Boxer has raised almost no money for a 2016 re-election campaign and has said nothing to dampen the speculation that she will not run. She plans to announce her intention, whatever it is, early next year.
Back to those lists.
They are universally topped by Attorney General Kamala Harris and Lt. Gov. Gavin Newsom, two of many Democratic politicians waiting out the domination of top-tier offices by generation-older politicians, not only Boxer and Feinstein, but Gov. Jerry Brown.

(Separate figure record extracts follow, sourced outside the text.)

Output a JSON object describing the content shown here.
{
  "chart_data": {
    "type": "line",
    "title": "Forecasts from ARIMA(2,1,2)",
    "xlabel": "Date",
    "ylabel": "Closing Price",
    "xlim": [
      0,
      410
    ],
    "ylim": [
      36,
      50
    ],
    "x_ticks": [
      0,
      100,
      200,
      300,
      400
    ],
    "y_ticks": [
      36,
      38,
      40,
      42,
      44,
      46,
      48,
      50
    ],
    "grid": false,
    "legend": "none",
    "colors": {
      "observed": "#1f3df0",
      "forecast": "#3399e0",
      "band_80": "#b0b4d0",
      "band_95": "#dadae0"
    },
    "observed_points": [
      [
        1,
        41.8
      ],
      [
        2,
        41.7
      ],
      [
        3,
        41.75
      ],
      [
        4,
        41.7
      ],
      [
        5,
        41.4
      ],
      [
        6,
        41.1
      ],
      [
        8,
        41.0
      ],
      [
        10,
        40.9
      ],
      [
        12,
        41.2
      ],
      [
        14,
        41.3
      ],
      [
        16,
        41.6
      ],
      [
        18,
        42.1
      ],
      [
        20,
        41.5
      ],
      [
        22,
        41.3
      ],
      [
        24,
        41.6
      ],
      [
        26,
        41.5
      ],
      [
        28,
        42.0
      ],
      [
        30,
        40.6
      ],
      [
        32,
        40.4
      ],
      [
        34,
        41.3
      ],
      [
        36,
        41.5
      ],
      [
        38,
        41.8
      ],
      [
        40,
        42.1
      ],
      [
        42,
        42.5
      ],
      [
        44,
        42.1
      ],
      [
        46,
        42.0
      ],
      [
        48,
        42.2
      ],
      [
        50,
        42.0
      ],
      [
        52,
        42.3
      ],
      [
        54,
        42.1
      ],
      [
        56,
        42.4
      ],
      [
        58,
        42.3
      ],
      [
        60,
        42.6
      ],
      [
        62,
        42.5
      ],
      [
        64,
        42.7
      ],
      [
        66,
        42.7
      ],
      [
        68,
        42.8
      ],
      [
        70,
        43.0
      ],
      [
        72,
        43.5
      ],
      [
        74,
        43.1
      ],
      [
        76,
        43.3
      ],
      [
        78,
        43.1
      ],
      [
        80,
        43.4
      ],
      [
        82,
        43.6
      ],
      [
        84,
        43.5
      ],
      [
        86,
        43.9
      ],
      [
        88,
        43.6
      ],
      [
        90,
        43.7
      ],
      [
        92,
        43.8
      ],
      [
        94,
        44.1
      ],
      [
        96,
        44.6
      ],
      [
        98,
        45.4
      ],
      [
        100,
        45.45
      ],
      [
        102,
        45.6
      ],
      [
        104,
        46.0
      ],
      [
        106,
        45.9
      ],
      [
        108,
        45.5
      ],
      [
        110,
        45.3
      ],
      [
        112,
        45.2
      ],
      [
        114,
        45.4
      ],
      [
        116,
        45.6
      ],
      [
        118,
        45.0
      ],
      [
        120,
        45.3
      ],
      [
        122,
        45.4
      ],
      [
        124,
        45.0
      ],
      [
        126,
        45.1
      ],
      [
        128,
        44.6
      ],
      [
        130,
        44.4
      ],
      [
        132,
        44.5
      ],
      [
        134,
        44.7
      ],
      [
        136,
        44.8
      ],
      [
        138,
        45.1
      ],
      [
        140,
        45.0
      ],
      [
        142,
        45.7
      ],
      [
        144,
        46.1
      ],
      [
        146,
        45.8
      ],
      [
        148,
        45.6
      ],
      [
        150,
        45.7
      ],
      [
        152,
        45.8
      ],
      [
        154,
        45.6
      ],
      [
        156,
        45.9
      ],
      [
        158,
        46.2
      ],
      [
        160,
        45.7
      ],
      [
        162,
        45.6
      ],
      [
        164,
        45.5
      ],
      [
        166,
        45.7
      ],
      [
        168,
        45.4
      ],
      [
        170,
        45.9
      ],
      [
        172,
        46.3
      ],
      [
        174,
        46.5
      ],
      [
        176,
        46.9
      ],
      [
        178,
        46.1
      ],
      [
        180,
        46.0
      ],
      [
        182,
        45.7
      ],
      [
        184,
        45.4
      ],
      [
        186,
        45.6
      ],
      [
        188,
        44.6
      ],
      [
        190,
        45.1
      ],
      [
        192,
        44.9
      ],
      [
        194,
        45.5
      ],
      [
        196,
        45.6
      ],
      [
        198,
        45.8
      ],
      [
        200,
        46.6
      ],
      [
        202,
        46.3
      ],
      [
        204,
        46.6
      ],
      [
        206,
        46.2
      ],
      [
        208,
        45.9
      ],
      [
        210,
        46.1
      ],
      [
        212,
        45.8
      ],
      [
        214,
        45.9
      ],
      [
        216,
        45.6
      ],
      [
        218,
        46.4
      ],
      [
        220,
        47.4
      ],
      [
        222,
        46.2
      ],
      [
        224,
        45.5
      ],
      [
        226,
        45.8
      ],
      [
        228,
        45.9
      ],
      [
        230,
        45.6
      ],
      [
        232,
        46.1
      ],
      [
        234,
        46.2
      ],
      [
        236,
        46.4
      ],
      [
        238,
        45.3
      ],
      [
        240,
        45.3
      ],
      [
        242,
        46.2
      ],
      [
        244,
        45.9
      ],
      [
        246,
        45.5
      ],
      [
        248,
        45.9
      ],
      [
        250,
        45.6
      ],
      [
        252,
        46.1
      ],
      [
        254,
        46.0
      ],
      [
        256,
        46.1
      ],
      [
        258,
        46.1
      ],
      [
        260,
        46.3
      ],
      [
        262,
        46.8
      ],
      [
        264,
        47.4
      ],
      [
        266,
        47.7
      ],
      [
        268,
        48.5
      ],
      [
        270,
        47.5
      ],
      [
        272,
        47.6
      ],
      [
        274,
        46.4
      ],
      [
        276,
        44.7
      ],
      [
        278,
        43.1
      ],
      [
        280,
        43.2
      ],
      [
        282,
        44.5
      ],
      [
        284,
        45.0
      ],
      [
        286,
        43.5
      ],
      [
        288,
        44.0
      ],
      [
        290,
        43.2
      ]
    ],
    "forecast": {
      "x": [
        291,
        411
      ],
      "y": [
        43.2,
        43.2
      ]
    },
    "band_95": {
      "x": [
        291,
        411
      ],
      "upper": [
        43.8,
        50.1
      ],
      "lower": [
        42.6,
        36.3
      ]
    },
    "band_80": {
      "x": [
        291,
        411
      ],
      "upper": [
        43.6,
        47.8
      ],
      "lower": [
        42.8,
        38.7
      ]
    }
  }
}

Harris and Newsom share the same political adviser and are probably smart enough to avoid a direct duel, with one waiting for Feinstein to give it up in 2016 or Brown’s final term to end in 2018.
Los Angeles Mayor Eric Garcetti may be the most viable Southern California possibility. There’s some movement for hedge fund billionaire/environmental activist Tom Steyer to run, given his bottomless bucket of money.
Second-tier Democrats who might yearn for Boxer’s seat include Secretary of State-elect Alex Padilla, Treasurer-elect John Chiang and former Los Angeles Mayor Antonio Villaraigosa.
But what about Republicans? The party’s best hope, if she would make the run, probably would be former Secretary of State Condoleezza Rice, who’s now at Stanford University.
A high-turnout presidential election in a blue state would not be a good arena for any Republican, although were a slew of Democrats to run, it would be very remotely possible for the top-two primary to produce two GOP finalists.
Most likely, however, one of the aforementioned Democrats will succeed Boxer.